L’immediato dibattito a seguire la consegna della bozza, si concentrò sulle modalità e sui tempi con cui si sarebbe dovuto proseguire nell’analisi del testo con una posizione proposta dall’Italia in cui fossero i Ministri degli Esteri e la Segreteria del Consiglio dei Ministri della Comunità in carica a proseguire i lavori. Negli incontri di maggio a Parigi, sia De Gasperi che Adenauer, trovarono negli alleati francesi e nei rappresentanti dei paesi del Benelux molte riserve e difficoltà nella prosecuzione dei lavori e le riunioni che si susseguirono in quei giorni misero a dura prova le capacità diplomatiche dello statista trentino che con tenacia sosteneva la sua battaglia.
Il risultato fu comunque ottenuto e i 6 si accordarono nel far partire a giugno in Italia la conferenza intergovernativa sulla CPE. La caduta del Governo francese di Mayer fece però rinviare l’inizio dei lavori e la spinta di De Gasperi perse forza a causa del risultato elettorale delle elezioni del 7 giugno 1953 e delle successive ripercussioni a livello governativo italiano. La Democrazia Cristiana uscì indebolita dalle urne con un risultato che non poté sfruttare il premio di maggioranza previsto nella tanto discussa legge elettorale.
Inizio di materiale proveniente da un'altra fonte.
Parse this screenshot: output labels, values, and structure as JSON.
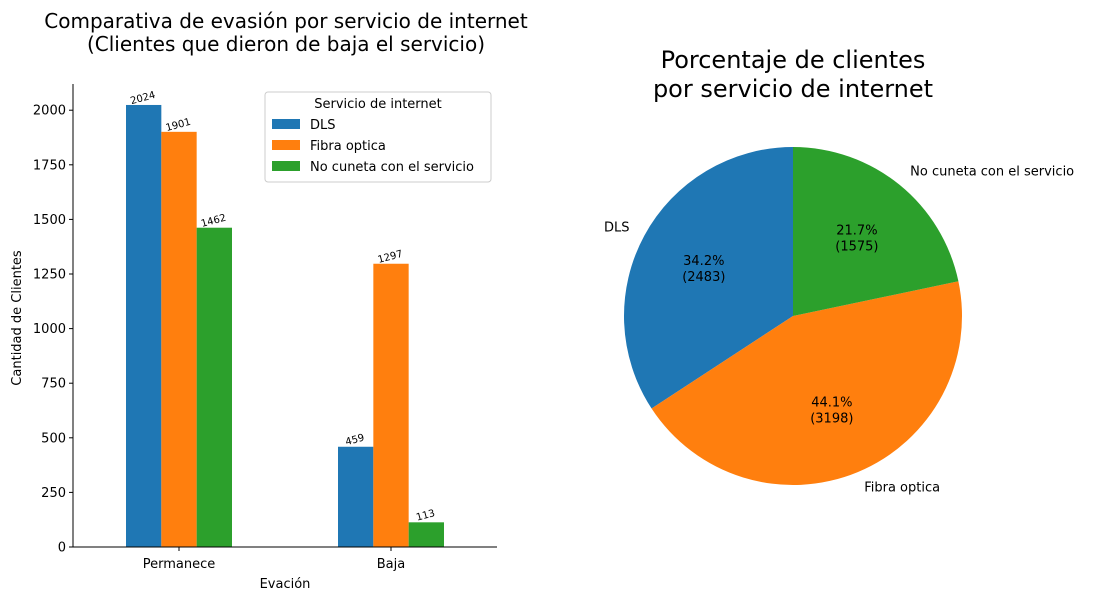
{
  "chart_data": [
    {
      "type": "bar",
      "title": "Comparativa de evasión por servicio de internet",
      "subtitle": "(Clientes que dieron de baja el servicio)",
      "xlabel": "Evación",
      "ylabel": "Cantidad de Clientes",
      "categories": [
        "Permanece",
        "Baja"
      ],
      "series": [
        {
          "name": "DLS",
          "values": [
            2024,
            459
          ],
          "color": "#1f77b4"
        },
        {
          "name": "Fibra optica",
          "values": [
            1901,
            1297
          ],
          "color": "#ff7f0e"
        },
        {
          "name": "No cuneta con el servicio",
          "values": [
            1462,
            113
          ],
          "color": "#2ca02c"
        }
      ],
      "ylim": [
        0,
        2120
      ],
      "yticks": [
        0,
        250,
        500,
        750,
        1000,
        1250,
        1500,
        1750,
        2000
      ],
      "grid": false,
      "legend": {
        "title": "Servicio de internet",
        "placement": "top-right"
      }
    },
    {
      "type": "pie",
      "title_lines": [
        "Porcentaje de clientes",
        "por servicio de internet"
      ],
      "slices": [
        {
          "label": "DLS",
          "value": 2483,
          "percent": "34.2%",
          "count_label": "(2483)",
          "color": "#1f77b4"
        },
        {
          "label": "Fibra optica",
          "value": 3198,
          "percent": "44.1%",
          "count_label": "(3198)",
          "color": "#ff7f0e"
        },
        {
          "label": "No cuneta con el servicio",
          "value": 1575,
          "percent": "21.7%",
          "count_label": "(1575)",
          "color": "#2ca02c"
        }
      ]
    }
  ]
}
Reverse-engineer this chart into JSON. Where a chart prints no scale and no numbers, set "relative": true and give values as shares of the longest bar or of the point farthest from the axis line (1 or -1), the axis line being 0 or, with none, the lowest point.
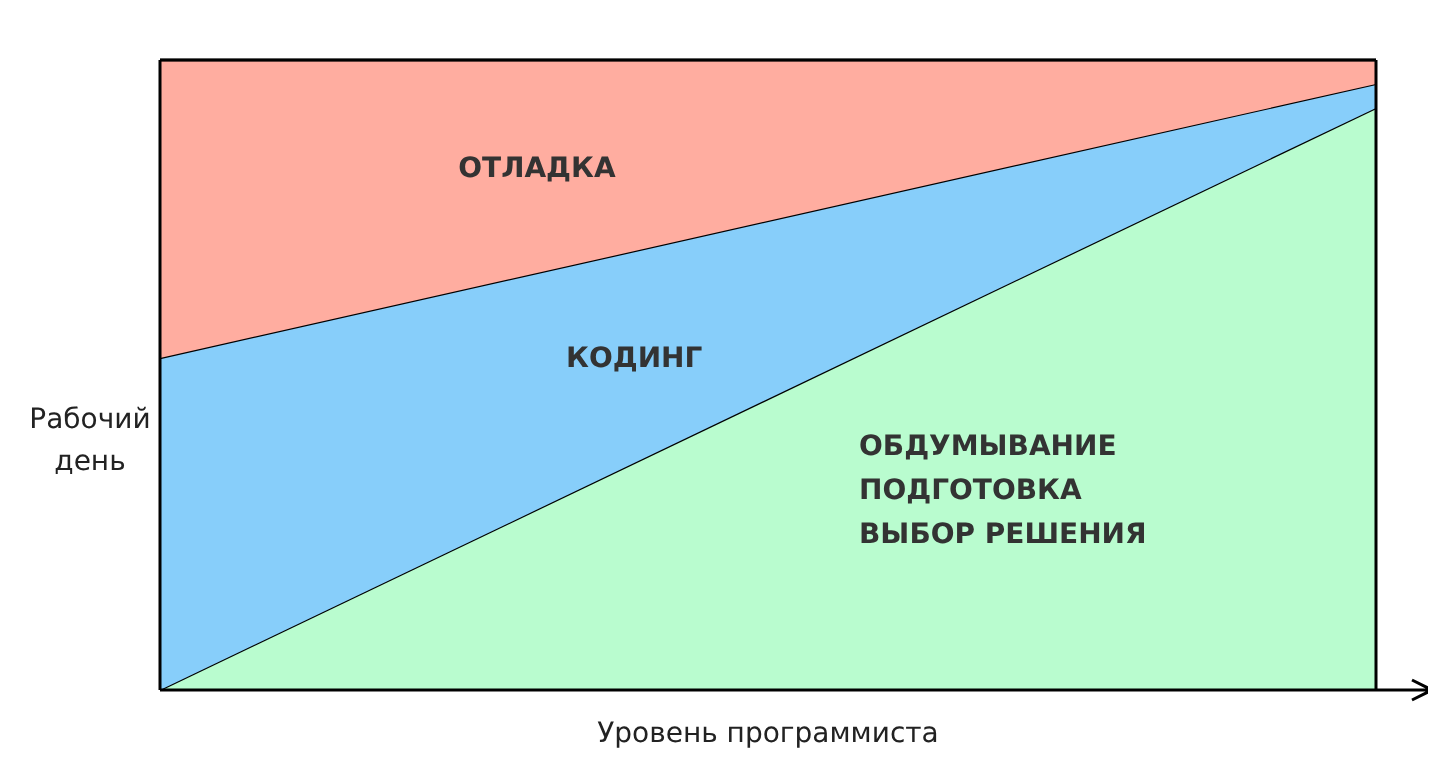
{
  "chart_data": {
    "type": "area",
    "stacked": true,
    "relative": true,
    "xlabel": "Уровень программиста",
    "ylabel": "Рабочий\nдень",
    "categories": [
      null,
      null
    ],
    "series": [
      {
        "name": "ОБДУМЫВАНИЕ\nПОДГОТОВКА\nВЫБОР РЕШЕНИЯ",
        "color": "#b9fccf",
        "values": [
          0,
          0.924
        ]
      },
      {
        "name": "КОДИНГ",
        "color": "#87cefa",
        "values": [
          0.527,
          0.038
        ]
      },
      {
        "name": "ОТЛАДКА",
        "color": "#ffada0",
        "values": [
          0.473,
          0.038
        ]
      }
    ]
  }
}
La sconfitta elettorale della DC e il rafforzamento delle sinistre, fecero naufragare i due timidi tentativi che De Gasperi tentò per una proposta governativa di continuità. In questo frangente, tra il giugno e l’agosto 1953, De Gasperi tentò comunque di sollecitare i partner europei a non abbandonare il progetto della CPE ma i timori e le perplessità presero il sopravvento facendolo sostanzialmente naufragare.
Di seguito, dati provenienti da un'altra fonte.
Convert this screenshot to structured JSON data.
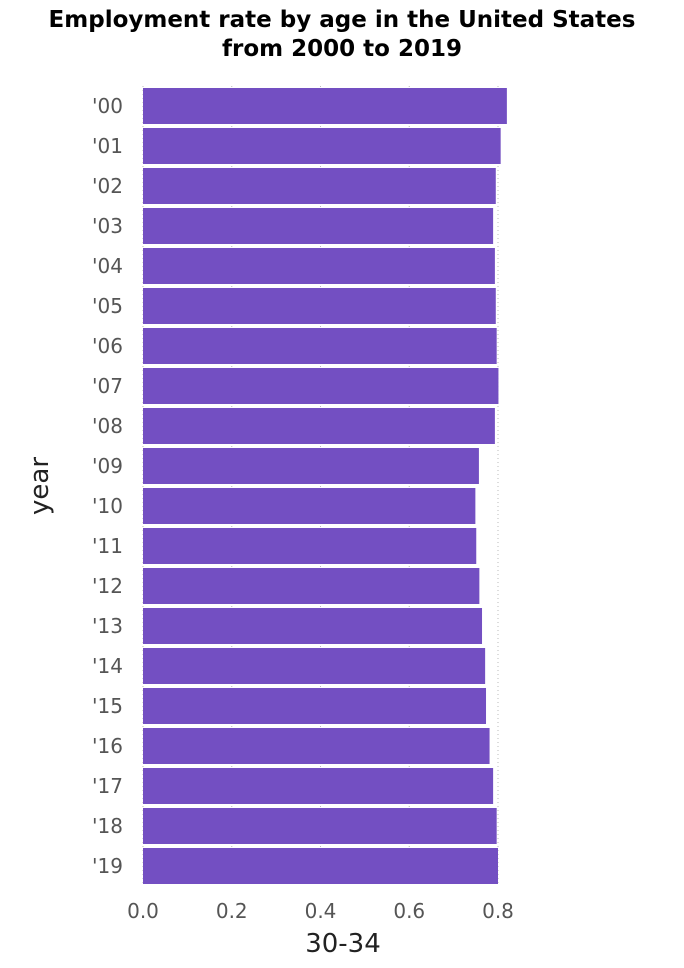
{
  "chart_data": {
    "type": "bar",
    "orientation": "horizontal",
    "title": "Employment rate by age in the United States from 2000 to 2019",
    "title_lines": [
      "Employment rate by age in the United States",
      "from 2000 to 2019"
    ],
    "xlabel": "30-34",
    "ylabel": "year",
    "categories": [
      "'00",
      "'01",
      "'02",
      "'03",
      "'04",
      "'05",
      "'06",
      "'07",
      "'08",
      "'09",
      "'10",
      "'11",
      "'12",
      "'13",
      "'14",
      "'15",
      "'16",
      "'17",
      "'18",
      "'19"
    ],
    "values": [
      0.82,
      0.806,
      0.795,
      0.789,
      0.793,
      0.795,
      0.797,
      0.801,
      0.793,
      0.757,
      0.749,
      0.751,
      0.758,
      0.764,
      0.771,
      0.773,
      0.781,
      0.789,
      0.797,
      0.8
    ],
    "xlim": [
      0,
      0.8
    ],
    "xticks": [
      "0.0",
      "0.2",
      "0.4",
      "0.6",
      "0.8"
    ],
    "xtick_values": [
      0,
      0.2,
      0.4,
      0.6,
      0.8
    ],
    "grid": true,
    "bar_color": "#734fc2"
  }
}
Il 19 agosto 1953 si insediò il Governo di Giuseppe Pella che non ricomprese De Gasperi nella compagine ministeriale e cambiò linea in politica estera legando la volontà italiana di proseguire sulla CED solo in cambio della soluzione della questione di Trieste. De Gasperi fu rieletto alla guida della DC il 28 settembre impegnandosi per un riposizionamento del partito sulle posizioni federaliste.
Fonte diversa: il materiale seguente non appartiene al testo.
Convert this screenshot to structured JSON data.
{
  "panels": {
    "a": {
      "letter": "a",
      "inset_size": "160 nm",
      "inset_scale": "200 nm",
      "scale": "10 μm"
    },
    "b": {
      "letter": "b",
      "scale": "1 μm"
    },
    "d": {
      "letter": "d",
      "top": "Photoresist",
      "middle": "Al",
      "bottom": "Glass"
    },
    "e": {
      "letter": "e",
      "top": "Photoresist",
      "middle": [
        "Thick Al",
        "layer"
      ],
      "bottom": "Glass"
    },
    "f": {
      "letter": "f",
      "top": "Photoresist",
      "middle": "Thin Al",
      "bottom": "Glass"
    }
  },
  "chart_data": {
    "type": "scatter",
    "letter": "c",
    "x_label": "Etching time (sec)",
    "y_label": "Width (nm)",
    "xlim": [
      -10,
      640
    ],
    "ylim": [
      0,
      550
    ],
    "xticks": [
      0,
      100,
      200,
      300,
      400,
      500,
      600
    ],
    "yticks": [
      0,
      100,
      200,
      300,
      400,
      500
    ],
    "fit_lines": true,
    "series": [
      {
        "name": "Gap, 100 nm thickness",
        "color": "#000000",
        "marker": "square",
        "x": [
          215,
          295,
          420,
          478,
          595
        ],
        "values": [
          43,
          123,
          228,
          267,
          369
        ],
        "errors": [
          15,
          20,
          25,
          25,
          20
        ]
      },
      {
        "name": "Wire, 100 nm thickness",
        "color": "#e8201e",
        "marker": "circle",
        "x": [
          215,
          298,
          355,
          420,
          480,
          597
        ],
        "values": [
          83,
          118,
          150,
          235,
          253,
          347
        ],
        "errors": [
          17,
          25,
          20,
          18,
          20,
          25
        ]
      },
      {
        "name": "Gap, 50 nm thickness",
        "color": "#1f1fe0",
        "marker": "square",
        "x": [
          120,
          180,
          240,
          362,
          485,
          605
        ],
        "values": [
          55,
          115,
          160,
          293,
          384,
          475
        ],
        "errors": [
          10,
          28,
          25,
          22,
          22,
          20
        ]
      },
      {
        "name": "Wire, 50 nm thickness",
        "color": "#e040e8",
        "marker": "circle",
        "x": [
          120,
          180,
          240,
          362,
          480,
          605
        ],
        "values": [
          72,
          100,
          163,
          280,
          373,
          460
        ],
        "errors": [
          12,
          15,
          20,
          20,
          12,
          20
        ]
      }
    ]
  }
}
Partecipando alla conferenza del Movimento Europeo convocata all’Aja il 10 ottobre 1953, rimarcò quanto la sfida europea fosse una strada verso un miglioramento della società: “Tutta la nostra costruzione politico-sociale presuppone un regime di moralità internazionale. I popoli che si uniscono, spogliandosi delle scorie egoistiche del loro crescimento, debbono elevarsi anche ad un più fecondo senso di giustizia verso i deboli e i perseguitati. Lo sforzo di mediazione e di equità, che è compito necessario dell’autorità europea, finirà col darle un nimbo di dignità arbitrale che si irradierà al di là delle sue giuridiche attribuzioni e ravviverà le speranze di tutti i popoli liberi.”
De Gasperi continuò nella sua opera agendo dall’esterno del governo ma cercando anche di stimolare i nuovi membri a continuare il suo lavoro e in particolare cercò di riportare l’attenzione sulla CED nel dibattito parlamentare. Nonostante il governo Scelba, insediatosi il 10 febbraio 1954, fosse riuscito a far riapprovare nelle commissioni parlamentari gli accordi per la CED, questi non vennero più discussi in parlamento a causa del voto negativo francese.
Un De Gasperi gravemente malato e lontano dai luoghi delle discussioni politiche, con le ultime forze cercò di far riprendere vigore alle speranze che si stavano infrangendo per l’incapacità diplomatica della governance italiana e per una Francia ormai in mano a nazionalisti e conservatori contrari al progetto europeo.